Neste mesmo sentido foi decidido na Apelação Cível n.° 0000002-95.2011.8.26.0450, julgada em 13/12/2012, cujo relator foi o então Corregedor Geral da Justiça Desembargador José Renato Nalini, ao tratar do tema em caso diverso, referente à ação de usucapião, mas que por analogia se aplica ao ora examinado: ‘(…) O georrefenciamento almeja a evolução do registro imobiliário, impondo a necessidade de certificação técnica antes do ingresso do título judicial. Jomar Juarez Amorin destaca essa importância nos seguintes termos: No plano jurídico, o georreferenciamento pode ser conceituado como técnica descritiva aplicável aos imóveis rurais, para fins cadastrais. A consequência inegável é o incremento da especialização objetiva do registro imobiliário; ou seja: com a aplicação da descrição georreferenciada se alcança um novo nível de linguagem na especialização do bem matriculado. (…) Antes de ingressar na matrícula como linguagem técnico-descritiva, o georreferenciamento deve ser precedido de ato administrativo de certificação. Assim, o memorial descritivo acompanhado de Anotação de Responsabilidade Técnica é exibido ao INCRA pelo profissional previamente credenciado, para que o órgão federal certifique principalmente a inexistência de sobreposição na linha poligonal (A retificação de registro imobiliário e o georreferenciamento ao sistema geodésico brasileiro.

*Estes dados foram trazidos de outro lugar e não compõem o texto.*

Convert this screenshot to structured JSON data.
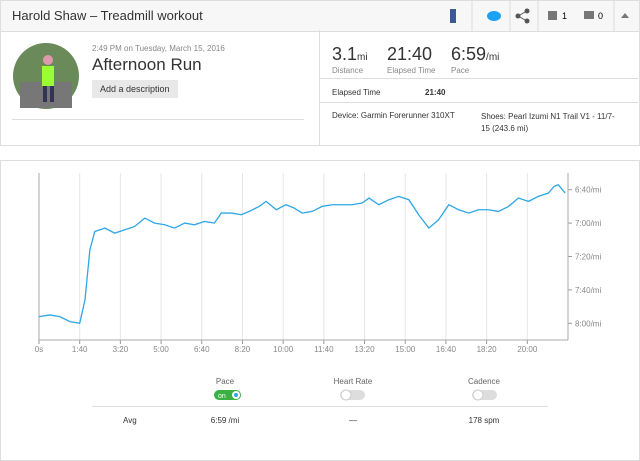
{
  "header": {
    "title": "Harold Shaw – Treadmill workout",
    "kudos": "1",
    "comments": "0"
  },
  "activity": {
    "datetime": "2:49 PM on Tuesday, March 15, 2016",
    "name": "Afternoon Run",
    "add_description": "Add a description"
  },
  "stats": [
    {
      "value": "3.1",
      "unit": "mi",
      "label": "Distance"
    },
    {
      "value": "21:40",
      "label": "Elapsed Time"
    },
    {
      "value": "6:59",
      "unit": "/mi",
      "label": "Pace"
    }
  ],
  "elapsed": {
    "label": "Elapsed Time",
    "value": "21:40"
  },
  "device": "Device: Garmin Forerunner 310XT",
  "shoes": "Shoes: Pearl Izumi N1 Trail V1 - 11/7-15 (243.6 mi)",
  "chart_data": {
    "type": "line",
    "x": [
      0,
      27,
      51,
      76,
      100,
      113,
      125,
      137,
      162,
      186,
      211,
      235,
      260,
      284,
      309,
      333,
      358,
      382,
      407,
      431,
      448,
      473,
      497,
      517,
      541,
      558,
      583,
      607,
      627,
      647,
      671,
      696,
      720,
      745,
      769,
      794,
      811,
      835,
      860,
      884,
      909,
      933,
      958,
      982,
      1007,
      1031,
      1056,
      1080,
      1105,
      1129,
      1154,
      1178,
      1203,
      1227,
      1252,
      1266,
      1276,
      1293
    ],
    "series": [
      {
        "name": "Pace",
        "color": "#2ea6e6",
        "values": [
          476,
          475,
          476,
          479,
          480,
          466,
          436,
          425,
          423,
          426,
          424,
          422,
          417,
          420,
          421,
          423,
          420,
          421,
          419,
          420,
          414,
          414,
          415,
          413,
          410,
          407,
          412,
          409,
          411,
          414,
          413,
          410,
          409,
          409,
          409,
          408,
          405,
          409,
          406,
          404,
          406,
          415,
          423,
          418,
          409,
          412,
          414,
          412,
          412,
          413,
          410,
          405,
          407,
          404,
          402,
          398,
          397,
          402
        ]
      }
    ],
    "xlim": [
      0,
      1300
    ],
    "xticks": [
      {
        "value": 0,
        "label": "0s"
      },
      {
        "value": 100,
        "label": "1:40"
      },
      {
        "value": 200,
        "label": "3:20"
      },
      {
        "value": 300,
        "label": "5:00"
      },
      {
        "value": 400,
        "label": "6:40"
      },
      {
        "value": 500,
        "label": "8:20"
      },
      {
        "value": 600,
        "label": "10:00"
      },
      {
        "value": 700,
        "label": "11:40"
      },
      {
        "value": 800,
        "label": "13:20"
      },
      {
        "value": 900,
        "label": "15:00"
      },
      {
        "value": 1000,
        "label": "16:40"
      },
      {
        "value": 1100,
        "label": "18:20"
      },
      {
        "value": 1200,
        "label": "20:00"
      }
    ],
    "ylim": [
      390,
      490
    ],
    "y_inverted": true,
    "yticks": [
      {
        "value": 400,
        "label": "6:40/mi"
      },
      {
        "value": 420,
        "label": "7:00/mi"
      },
      {
        "value": 440,
        "label": "7:20/mi"
      },
      {
        "value": 460,
        "label": "7:40/mi"
      },
      {
        "value": 480,
        "label": "8:00/mi"
      }
    ],
    "grid": true
  },
  "pace_toggle": "on",
  "toggles": [
    "Heart Rate",
    "Cadence"
  ],
  "summary": {
    "label": "Avg",
    "pace": "6:59 /mi",
    "heart_rate": "—",
    "cadence": "178 spm"
  }
}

In: Direito imobiliário brasileiro. São Paulo: Quartier Latin, 2011, p. 1134). Nestes termos, o registro da sentença deve ser precedido do ato administrativo da alçada da autarquia federal. (…)’ (DJ: 22/02/2013).
Em suma, é a matrícula que define, em toda a sua extensão, modalidades e limitações, a situação jurídica do imóvel, razão pela qual o registro da carta de sentença apresentada, mesmo nos casos de instituição de servidões administrativas, deve ser feita em observância ao principio da especialidade objetiva e às demais disposições legais e normativas, o que não se verifica no caso vertente.
O argumento de que é ônus do proprietário do imóvel promover sua retificação não serve de justificativa para afastar a exigência prevista em lei. Além do mais, embora o titular do domínio tenha como regra legitimidade para pedir a retificação da área, nada obsta que tal pretensão seja apresentada por quem demonstre interesse, como é o caso da apelante, que necessita da retificação para possibilitar o registro do título apresentado, pois, não seria razoável que ficasse à mercê da inércia de terceira pessoa quanto a tal providência.
É neste sentido que deve ser interpretada a expressão “interessado”, trazida no artigo 213, inciso l, da Lei de Registros Públicos, e que confere à recorrente legitimidade para requerer a retificação.
Isto posto, nego provimento ao recurso.